In the past I have had the need to admonish my e-pal, JK, for the seemingly endless supply of links with which he bombards me so regularly but just when my patience is about to snap he produces a corker which is not only fascinating in itself but leads on to yet more enticing matters. This morning he sent me a copy of a letter written by the late comic genius Spike Milligan. For the benefit of my foreign readers let me explain that Milligan was the 'Godfather' of the Monty Python gang whose literally lunatic humour was derived from Milligan's earlier Goon Show, a radio show broadcast in the '50s which reduced the entire nation to helpless, howling laughter regularly once a week. (How difficult it is to remember those days when families gathered round a radio to be entertained!) Milligan served 'up the sharp end' during WWII and was wounded for his troubles. He wrote several books on the subject under the general heading of 'Hitler: My Part in his Downfall', or words to that effect. Apparently one of his books produced a very critical letter of complaint from a reader to whom he replied, thus, and again, for my foreign readers Harry Secombe and Peter Sellers were his compatriots on The Goon Show:
28th February, 1977
Questions, questions, questions. If you are disappointed in my book 'MONTY', so am I. I must be more disappointed than you because I spent a year collecting material for it, and it was a choice of having it made into a suit or a book.
There are lots of one liners in the book, but then when the German Army are throwing bloody great lumps of hot iron at you, one only has time for one liners. In fact, the book should really consist of the following:
"Christ here's another"
"Where did that fall?"
"My lorry's on fire"
"Oh Christ, the cook is dead"
You realise a book just consisting of those would just be the end, so my one liners are extensions of these brevities.

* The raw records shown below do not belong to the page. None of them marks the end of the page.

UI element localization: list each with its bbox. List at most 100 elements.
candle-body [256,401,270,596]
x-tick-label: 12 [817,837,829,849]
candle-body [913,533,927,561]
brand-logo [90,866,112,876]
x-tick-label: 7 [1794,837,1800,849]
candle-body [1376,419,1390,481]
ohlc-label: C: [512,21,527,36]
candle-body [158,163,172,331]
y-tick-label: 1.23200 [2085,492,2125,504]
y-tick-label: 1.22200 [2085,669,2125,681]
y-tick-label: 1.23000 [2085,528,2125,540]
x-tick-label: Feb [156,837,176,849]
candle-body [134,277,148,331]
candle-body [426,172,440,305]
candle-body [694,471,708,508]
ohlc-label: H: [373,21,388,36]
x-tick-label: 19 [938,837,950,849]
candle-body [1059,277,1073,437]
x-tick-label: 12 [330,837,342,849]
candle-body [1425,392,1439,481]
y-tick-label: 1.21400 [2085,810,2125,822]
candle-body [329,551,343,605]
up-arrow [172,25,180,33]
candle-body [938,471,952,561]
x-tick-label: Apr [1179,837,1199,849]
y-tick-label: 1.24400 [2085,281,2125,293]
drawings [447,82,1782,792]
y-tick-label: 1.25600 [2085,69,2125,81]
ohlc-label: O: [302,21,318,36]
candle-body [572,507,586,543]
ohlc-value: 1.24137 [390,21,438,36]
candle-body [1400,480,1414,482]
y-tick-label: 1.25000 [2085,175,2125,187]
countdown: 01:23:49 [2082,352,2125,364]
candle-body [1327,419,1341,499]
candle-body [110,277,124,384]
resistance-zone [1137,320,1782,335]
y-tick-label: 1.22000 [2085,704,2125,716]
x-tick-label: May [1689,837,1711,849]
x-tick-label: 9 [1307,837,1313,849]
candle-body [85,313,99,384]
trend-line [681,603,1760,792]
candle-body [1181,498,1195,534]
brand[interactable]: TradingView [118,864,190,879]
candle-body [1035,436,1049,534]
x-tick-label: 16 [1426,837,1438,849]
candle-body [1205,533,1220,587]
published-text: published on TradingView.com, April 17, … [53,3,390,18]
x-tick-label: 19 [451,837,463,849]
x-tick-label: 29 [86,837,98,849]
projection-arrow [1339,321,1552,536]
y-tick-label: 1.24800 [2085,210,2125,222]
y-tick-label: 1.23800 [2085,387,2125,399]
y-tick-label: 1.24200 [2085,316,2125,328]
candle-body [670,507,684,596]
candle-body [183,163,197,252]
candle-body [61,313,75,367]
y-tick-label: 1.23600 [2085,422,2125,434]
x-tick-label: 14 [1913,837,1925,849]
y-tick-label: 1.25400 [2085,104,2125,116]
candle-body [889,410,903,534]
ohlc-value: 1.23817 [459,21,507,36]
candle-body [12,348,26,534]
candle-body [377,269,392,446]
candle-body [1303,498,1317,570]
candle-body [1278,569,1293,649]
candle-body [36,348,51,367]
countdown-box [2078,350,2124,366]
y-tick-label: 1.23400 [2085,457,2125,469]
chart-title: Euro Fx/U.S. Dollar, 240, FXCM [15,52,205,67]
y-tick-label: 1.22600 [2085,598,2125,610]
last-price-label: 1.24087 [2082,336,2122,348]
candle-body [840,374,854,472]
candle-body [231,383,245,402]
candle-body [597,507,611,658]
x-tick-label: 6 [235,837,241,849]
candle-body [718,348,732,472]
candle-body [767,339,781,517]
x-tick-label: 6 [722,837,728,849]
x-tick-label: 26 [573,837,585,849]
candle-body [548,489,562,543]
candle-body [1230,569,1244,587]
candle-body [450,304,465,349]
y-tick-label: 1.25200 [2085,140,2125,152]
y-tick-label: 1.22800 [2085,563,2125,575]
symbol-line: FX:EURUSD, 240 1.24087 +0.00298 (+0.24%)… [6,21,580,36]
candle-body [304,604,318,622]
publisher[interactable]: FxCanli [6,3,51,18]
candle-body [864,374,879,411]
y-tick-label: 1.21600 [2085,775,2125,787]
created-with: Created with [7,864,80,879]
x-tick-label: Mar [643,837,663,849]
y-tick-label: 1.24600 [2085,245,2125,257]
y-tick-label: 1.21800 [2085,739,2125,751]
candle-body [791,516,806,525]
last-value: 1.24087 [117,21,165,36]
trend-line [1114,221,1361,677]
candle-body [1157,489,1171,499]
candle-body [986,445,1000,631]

Then you are worried because as yet I have not mentioned my meeting with Secombe and later Sellers. Well by the end of the Monty book I had as yet not met either Secombe or Sellers. I met Secombe in Italy, which will be in vol 4, and I am arranging to meet Peter Sellers on page 78 of vol 5 in London. I'm sorry I can't put back the clock to meet Secombe in 1941, to alleviate your disappointment — hope springs anew with the information I have given you.
Another thing that bothers you is "cowardice in the face of the enemy". Well, the point is I suffered from cowardice in the face of the enemy throughout the war — in the face of the enemy, also in the legs, the elbows, and the wrists; in fact, after two years in the front line a mortar bomb exploded by my head (or was it my head exploded by a mortar bomb), and it so frightened me, I put on a tremendous act of stammering, stuttering, and shivering. This mixed with cries of "mother" and a free flow of dysentery enabled me to be taken out of the line and down-graded to B2. But for that brilliant performance, this letter would be coming to you from a grave in Italy.
Any more questions from you and our friendship is at an end.
Well, that's all very amusing but JK's link goes further, much further, and into a superb new site for me which is now well and truly bookmarked for future pleasures because the Miiligan letter came from a site called:
As the title implies, this is simply a site for the collection of private correspondence from anyone who was anybody from any age. The most recent is a letter from Anaïs Nin to an anonymous collecter of pornography for whom she and her then husband, Henry Miller, wrote suitably ripe stories. What a way to earn a living! But that is just one letter and the whole site is a treasure trove of such obscure trifles in which one may dip and wallow at leisure.
Anyway, I was minded to award the 'Corker of the Month' award to JK for this find but then I remembered that it had already been earned by Andra for her superlative Russian sing-song - which I still play every morning just to cheer myself up. So, children, you will have to share the prize between you and I don't want any squabbling!